Płyta "Tempest" jest już 35. krążkiem studyjnym Boba Dylana (24.05.1941 Duluth, Minnesota) i ukazuje się dokładnie 50 lat od daty wydania przez niego debiutanckiej płyty.
"Słuchając nowej płyty, trudno nie odnieść wrażenia, że Dylan wystawił sobie pomnik muzycznej nieśmiertelności” – tak zaczyna się pierwsza polska recenzja prasowa (J.Cieślak, Rzeczpospolita) nowego albumu Boba Dylana "Tempest", który dzisiaj trafia do sprzedaży na całym świecie
I trzeba przyznać, że opinie krytyków i fanów są zgodne – mamy do czynienia z kolejnym wielkim krążkiem w 50. letniej już karierze artysty.
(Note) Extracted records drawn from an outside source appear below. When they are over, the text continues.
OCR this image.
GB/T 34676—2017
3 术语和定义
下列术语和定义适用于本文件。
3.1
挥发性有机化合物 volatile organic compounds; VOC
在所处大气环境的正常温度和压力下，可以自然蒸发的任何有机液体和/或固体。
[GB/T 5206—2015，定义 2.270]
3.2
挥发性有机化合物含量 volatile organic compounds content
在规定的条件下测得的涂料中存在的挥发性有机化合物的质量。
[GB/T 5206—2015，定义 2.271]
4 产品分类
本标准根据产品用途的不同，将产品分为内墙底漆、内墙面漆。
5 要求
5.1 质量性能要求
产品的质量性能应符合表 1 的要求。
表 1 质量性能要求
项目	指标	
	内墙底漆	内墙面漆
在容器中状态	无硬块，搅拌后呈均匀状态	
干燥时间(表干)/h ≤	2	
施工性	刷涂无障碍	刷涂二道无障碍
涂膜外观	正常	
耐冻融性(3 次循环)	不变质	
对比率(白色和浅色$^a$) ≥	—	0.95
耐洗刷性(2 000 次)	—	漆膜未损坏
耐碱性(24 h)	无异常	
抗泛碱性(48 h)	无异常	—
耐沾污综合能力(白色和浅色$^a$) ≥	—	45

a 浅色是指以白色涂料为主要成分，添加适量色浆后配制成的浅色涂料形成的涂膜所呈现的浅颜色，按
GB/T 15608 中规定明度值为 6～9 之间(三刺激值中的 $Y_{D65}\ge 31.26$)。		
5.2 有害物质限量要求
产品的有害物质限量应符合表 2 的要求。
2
Na pierwsze oficjalne wyniki sprzedaży trzeba będzie jeszcze poczekać, ale wiadomo już że w Polsce płyta "Tempest" zadebiutowała od razu na 1. miejscu list najczęściej kupowanych płyt w serwisie iTunes.
Ten 35. w dyskografii Dylana krążek uznawany jest za jedno z jego najmroczniejszych dzieł. Folkowe brzmienia stylizowane na lata 40. i 50. mieszają się tu z brudnymi gitarami przywodzącymi na myśl dokonania Jacka White’a, jednego z największych fanów amerykańskiego barda.
Od strony tekstowej usłyszymy tu m.in. pieśń dedykowaną Lennonowi ("Roll On John"), epicką kompozycję o tonięciu Titanica ("Tempest") czy zbiorowym samobójstwie ("Tin Angel") – wszystkie opowiedziane z charakterystycznym dystansem, pełne cytatów i aluzji stanowiących nie lada wyzwanie dla każdego, kto poświeci chwilę na ich rozszyfrowanie. Jednak najważniejsze, że "Tempest" to po prostu porcja dobre muzyki, która po przesłuchaniu zostaje w głowie i długo jeszcze każe do siebie wracać.
71-Letni Bob Dylan zna się w końcu na rzeczy.